18 Counsel for the respondent argued that the transaction under discussion was not a bona fide purchase and referred the Board among other cases to an American decision in Marvin M and Lorraine May v. Commissioner, TC Memo 1972-70 ... Dec 31, 309(M). In that case a taxpayer
entered into an arrangement in which he purported to purchase 13 television film episodes for an alleged price of $365,000. His out-of-pocket costs were $35,000 and it was never intended that he pay any more, notwithstanding that he was theoretically obligated to pay the entire purchase price. He attempted to take depreciation deductions aggregating $365,000 over a two-year period. Held, in the circumstances of this case, this was not a bona fide purchase, and taxpayer was not entitled to the claimed deductions.

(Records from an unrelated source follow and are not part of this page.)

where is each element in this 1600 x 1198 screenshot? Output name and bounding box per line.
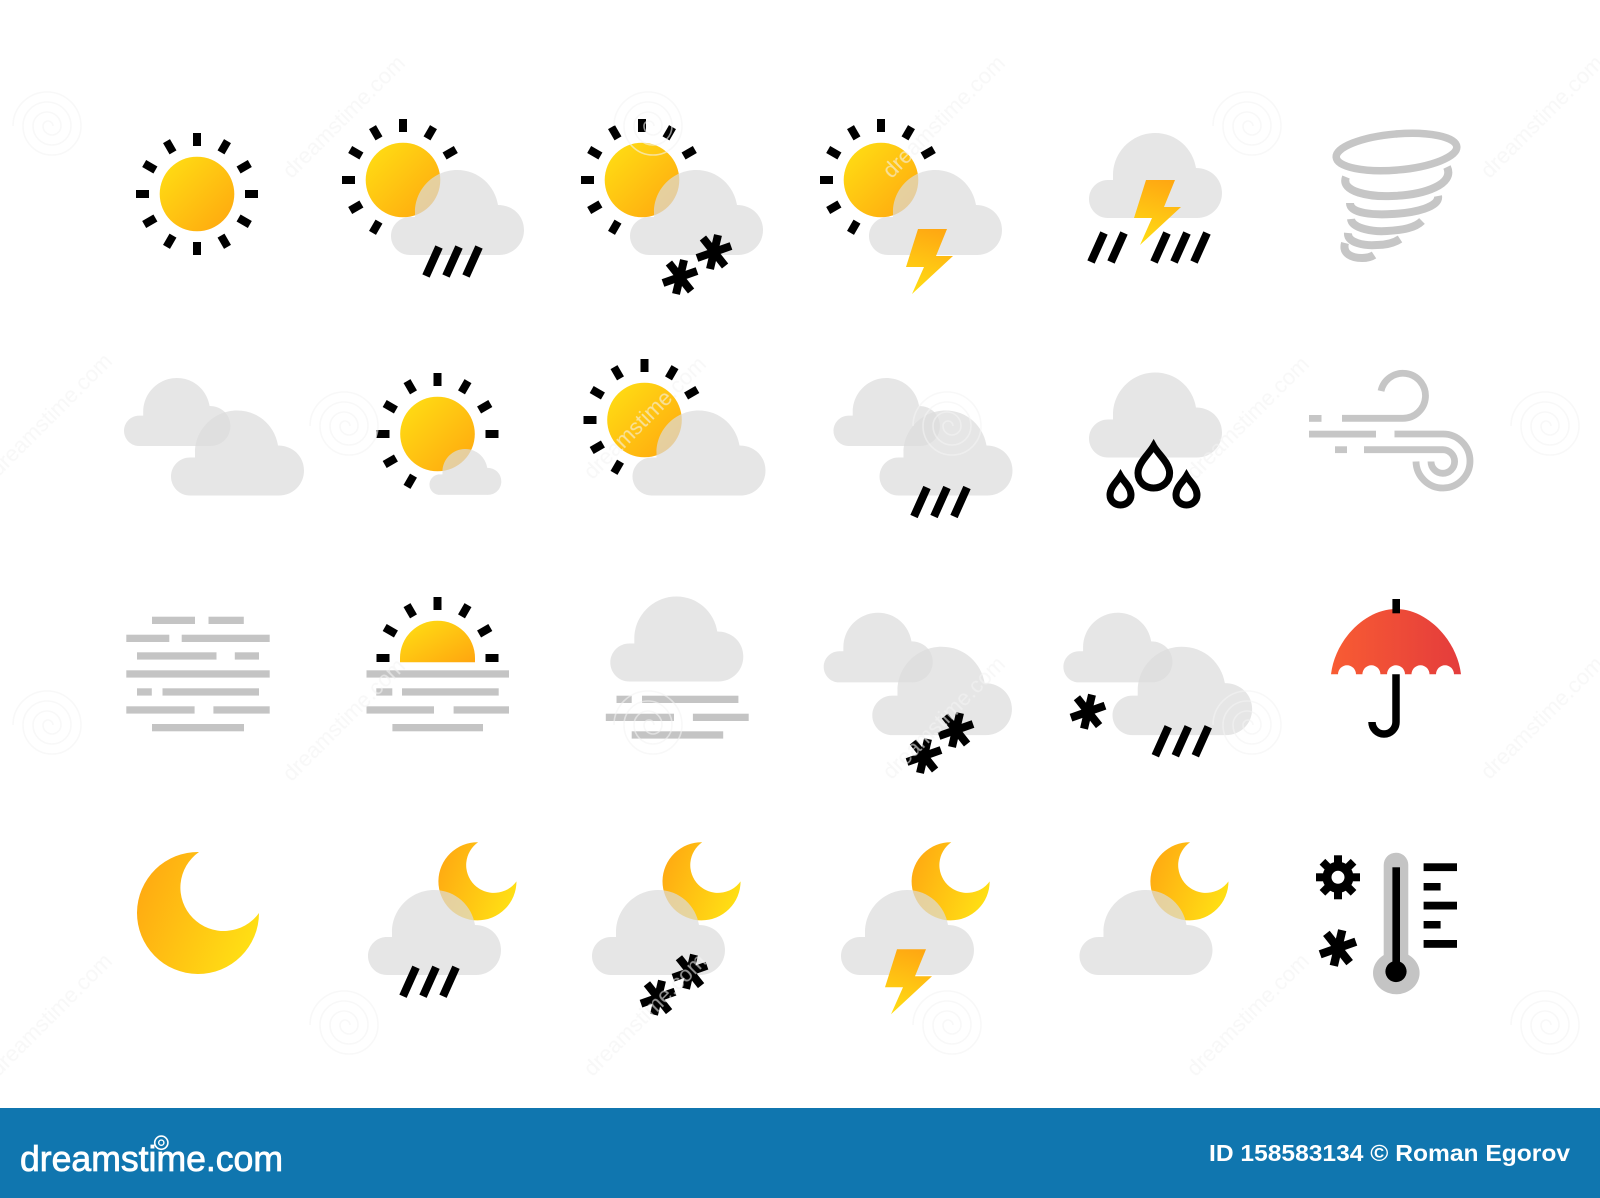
watermarks: dreamstime.com — [578, 351, 711, 484]
icon: sun behind cloud with snow — [581, 119, 763, 294]
icon: crescent moon — [137, 852, 259, 974]
icon: thunderstorm with rain — [1089, 133, 1222, 262]
icon: umbrella — [1331, 599, 1461, 734]
watermarks: dreamstime.com — [877, 651, 1010, 784]
watermarks: dreamstime.com — [1181, 351, 1314, 484]
icon: cloud with rain drops — [1089, 372, 1222, 505]
icon: moon behind cloud — [1080, 842, 1228, 975]
footer logo: dreamstime.com: dreamstime.com — [20, 1138, 283, 1179]
icon: sun behind cloud with rain — [342, 119, 524, 276]
icon: sun with small cloud — [376, 373, 501, 495]
icon: cloud over fog — [606, 596, 749, 739]
footer credit text: ID 158583134 © Roman Egorov — [1209, 1140, 1570, 1166]
icon: moon behind cloud with lightning — [841, 842, 990, 1014]
watermarks: dreamstime.com — [277, 653, 410, 786]
icon: sun — [136, 133, 258, 255]
icon: fog — [126, 617, 270, 731]
icon: sun behind cloud with lightning — [820, 119, 1002, 294]
icon: sun behind large cloud — [584, 359, 766, 496]
watermarks: dreamstime.com — [877, 50, 1010, 183]
icon: sunrise over fog — [366, 597, 509, 731]
icon: tornado — [1335, 129, 1458, 258]
icon: moon behind cloud with snow — [592, 842, 741, 1015]
icon: two clouds with snow — [824, 613, 1012, 773]
icon: moon behind cloud with rain — [368, 842, 516, 996]
footer band — [0, 1108, 1600, 1198]
icon: two clouds with rain — [834, 378, 1012, 516]
icon: two clouds with snow and rain — [1063, 613, 1252, 756]
icon: two clouds — [124, 378, 304, 496]
icon: wind — [1309, 373, 1470, 488]
watermarks: dreamstime.com — [277, 50, 410, 183]
icon: thermometer with sun and snow symbols — [1316, 853, 1457, 994]
watermarks: dreamstime.com — [578, 948, 711, 1081]
watermarks: dreamstime.com — [1181, 948, 1314, 1081]
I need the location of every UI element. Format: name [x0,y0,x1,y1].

19 In 1972 the appellant was not in possession of the videotape and was not in the business of buying, selling or distributing videotapes or in any business connected therewith. Moreover, the possibility of earning income out of this transaction was so remote that no serious businessman would have entered into such a transaction unless it was to use it as a tax shelter to unduly or artificially reduce his income.
20 A taxpayer is allowed to arrange his affairs to pay less taxes as long as it is legal and not too artificially done.
21 In the circumstances of this appeal the transaction under discussion is not a bona fide purchase for the purpose of claiming a deduction with respect to capital cost allowance.
22 Consequently the appeal is dismissed.